For technician jobs, Delhi ranks at the bottom, with 66.5% of jobs paying less than the minimum wage (Rs 788). At 65.8%, Bengaluru scores slightly better. In Chennai, 44% of jobs are paying less than the minimum wage.
For supervisor jobs, for which the minimum wage is Rs 866, 26.7% of jobs in Chennai do not meet the daily wage threshold. This is the lowest across all cities. Pune has the highest percentage of jobs not paying the minimum wage, with 42.4% of supervisor jobs not meeting the wage threshold.
The report highlights the fact that less than 10% of jobs make contributions to the Employee’s Provident Fund and provide Employee State Insurance coverage to these workers. Data have been collated from the jobs posted and application patterns on its app. The cities included in the analysis are Delhi-NCR, Mumbai, Bengaluru, Hyderabad, Chennai and Pune.
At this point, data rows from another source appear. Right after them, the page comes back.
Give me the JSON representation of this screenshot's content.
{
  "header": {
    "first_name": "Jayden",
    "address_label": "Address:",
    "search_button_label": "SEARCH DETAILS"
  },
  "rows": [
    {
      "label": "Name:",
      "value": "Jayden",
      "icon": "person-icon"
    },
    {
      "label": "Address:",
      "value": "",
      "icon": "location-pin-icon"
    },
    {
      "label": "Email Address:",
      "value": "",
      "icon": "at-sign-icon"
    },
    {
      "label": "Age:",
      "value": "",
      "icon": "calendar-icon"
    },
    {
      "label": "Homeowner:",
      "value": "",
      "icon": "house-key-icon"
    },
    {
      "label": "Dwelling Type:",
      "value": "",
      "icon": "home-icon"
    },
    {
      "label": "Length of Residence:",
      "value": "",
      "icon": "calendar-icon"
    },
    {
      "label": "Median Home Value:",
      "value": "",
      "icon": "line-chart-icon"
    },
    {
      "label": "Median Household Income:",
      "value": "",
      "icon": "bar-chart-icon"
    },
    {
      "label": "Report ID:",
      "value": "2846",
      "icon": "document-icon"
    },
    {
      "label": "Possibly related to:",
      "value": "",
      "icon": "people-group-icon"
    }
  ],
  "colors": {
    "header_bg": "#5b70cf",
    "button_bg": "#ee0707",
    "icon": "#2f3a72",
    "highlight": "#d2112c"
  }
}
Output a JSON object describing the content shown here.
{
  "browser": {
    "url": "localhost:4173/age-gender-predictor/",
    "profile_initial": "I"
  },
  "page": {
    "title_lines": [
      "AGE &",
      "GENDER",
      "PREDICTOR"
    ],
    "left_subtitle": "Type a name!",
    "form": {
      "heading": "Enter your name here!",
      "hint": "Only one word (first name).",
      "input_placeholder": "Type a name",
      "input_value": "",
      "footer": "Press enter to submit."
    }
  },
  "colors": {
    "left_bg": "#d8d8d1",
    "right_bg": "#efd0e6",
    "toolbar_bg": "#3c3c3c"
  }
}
“Due to poor technological penetration, the construction market has been operating in an opaque manner. This opacity has allowed people to get away with paying low wages, violating legal provisions, and demonstrating bad behaviour. Additionally, more than 50 million workers still have to find work through informal means, and more than 1 million contractors still rely on references to get business,”
Hyderabad highest, Delhi lowest
At Rs 584, the average wage per day was the highest in Hyderabad while it was the lowest in Delhi at Rs 515. For technician jobs, the average wage is the highest in Hyderabad at Rs 862 and Rs 718 in Delhi. For supervisor jobs, Hyderabad is the most well-paying city with Rs 1,035 while Pune is the lowest paying, at Rs 885. Delhi ranks at the penultimate spot, with an average wage of Rs 925.
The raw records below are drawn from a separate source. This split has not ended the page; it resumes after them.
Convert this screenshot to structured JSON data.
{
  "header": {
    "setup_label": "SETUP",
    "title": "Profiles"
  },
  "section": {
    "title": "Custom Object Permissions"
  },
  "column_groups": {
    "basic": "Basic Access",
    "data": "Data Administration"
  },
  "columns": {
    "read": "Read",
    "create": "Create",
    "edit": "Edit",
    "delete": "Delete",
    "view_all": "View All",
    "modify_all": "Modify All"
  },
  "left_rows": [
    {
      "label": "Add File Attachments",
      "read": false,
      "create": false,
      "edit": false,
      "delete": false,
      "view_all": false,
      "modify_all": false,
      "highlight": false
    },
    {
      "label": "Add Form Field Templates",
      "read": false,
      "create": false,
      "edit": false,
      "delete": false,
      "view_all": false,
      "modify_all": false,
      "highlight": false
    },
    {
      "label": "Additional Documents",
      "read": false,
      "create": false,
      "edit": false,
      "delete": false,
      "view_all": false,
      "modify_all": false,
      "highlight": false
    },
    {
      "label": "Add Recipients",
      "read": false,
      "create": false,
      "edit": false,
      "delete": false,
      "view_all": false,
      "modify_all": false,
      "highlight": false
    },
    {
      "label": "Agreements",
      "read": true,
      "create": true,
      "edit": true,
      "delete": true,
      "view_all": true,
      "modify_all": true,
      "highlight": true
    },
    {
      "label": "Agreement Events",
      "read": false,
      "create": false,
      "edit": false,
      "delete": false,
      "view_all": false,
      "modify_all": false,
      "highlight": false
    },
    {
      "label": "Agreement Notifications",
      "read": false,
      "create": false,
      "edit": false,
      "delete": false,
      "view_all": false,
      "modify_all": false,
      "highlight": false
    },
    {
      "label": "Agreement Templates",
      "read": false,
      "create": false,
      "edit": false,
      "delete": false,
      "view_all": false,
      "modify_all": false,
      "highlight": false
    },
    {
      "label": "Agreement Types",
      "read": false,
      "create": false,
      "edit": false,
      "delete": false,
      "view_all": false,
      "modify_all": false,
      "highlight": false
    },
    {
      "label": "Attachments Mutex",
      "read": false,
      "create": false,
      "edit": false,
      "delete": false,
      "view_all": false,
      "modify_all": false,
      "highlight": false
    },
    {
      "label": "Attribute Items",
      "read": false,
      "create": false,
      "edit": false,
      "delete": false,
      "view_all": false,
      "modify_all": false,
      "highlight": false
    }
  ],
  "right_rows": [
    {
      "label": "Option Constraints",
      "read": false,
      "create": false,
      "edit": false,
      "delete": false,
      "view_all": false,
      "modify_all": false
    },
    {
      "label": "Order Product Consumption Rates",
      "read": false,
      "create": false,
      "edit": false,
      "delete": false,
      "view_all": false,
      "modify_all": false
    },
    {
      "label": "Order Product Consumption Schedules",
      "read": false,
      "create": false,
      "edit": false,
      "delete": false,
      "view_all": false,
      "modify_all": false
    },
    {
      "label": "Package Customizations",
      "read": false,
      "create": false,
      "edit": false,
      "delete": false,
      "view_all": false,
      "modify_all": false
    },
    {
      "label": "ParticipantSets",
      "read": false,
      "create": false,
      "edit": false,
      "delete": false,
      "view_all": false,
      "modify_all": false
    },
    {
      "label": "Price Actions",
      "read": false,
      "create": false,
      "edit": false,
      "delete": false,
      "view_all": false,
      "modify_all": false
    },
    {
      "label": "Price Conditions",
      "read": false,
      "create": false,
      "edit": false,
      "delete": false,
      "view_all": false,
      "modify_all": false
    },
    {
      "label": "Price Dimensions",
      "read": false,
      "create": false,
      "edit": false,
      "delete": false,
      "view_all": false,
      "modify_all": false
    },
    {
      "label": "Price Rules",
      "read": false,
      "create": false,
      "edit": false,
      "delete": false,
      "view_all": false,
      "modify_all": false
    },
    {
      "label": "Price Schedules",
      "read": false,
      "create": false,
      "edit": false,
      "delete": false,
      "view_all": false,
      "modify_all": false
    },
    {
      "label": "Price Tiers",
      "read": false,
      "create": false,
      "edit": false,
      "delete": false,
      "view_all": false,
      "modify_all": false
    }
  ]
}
Less than 10% of jobs provide PF and insurance
Of about 4,500 live jobs on the platform, less than 10% of jobs provide their employees with provident fund deposits and employee state insurance. Only 8.6% of jobs have made provisions for contributing to the Employees’ Provident Funds, and only 7.1% of the jobs have made provisions for covering their employees with the Employee State Insurance.
Maharashtra chosen destination for migrant labourers
For migrant workers, Maharashtra was the preferred location for availing of jobs, followed by Uttar Pradesh and Haryana. Also, Maharashtra has the highest number of active jobs, followed by Uttar Pradesh. Gujarat ranks third.
Digital literacy is increasing
Data available indicates that the construction industry is gradually becoming more formalised.
“More contractors are also making their processes and payment systems digitised, which may eventually lead to the decline of the currently predominant cash economy. This seems to be in keeping with the progress achieved by the government’s Digital India,” says the report adding that over 1.22 lakh workers have verified their bank account details on its app.
“With the widespread penetration of smartphones and cheap data and the push from the government towards sector formalisation, we feel that the industry is moving in the right direction,”
The platform helps contractors hire and manage construction workers giving direct access to jobs, training, and other financial products. Currently, there are more than 4 lakh construction workers on their platform and has placed over 3,000 workers in projects.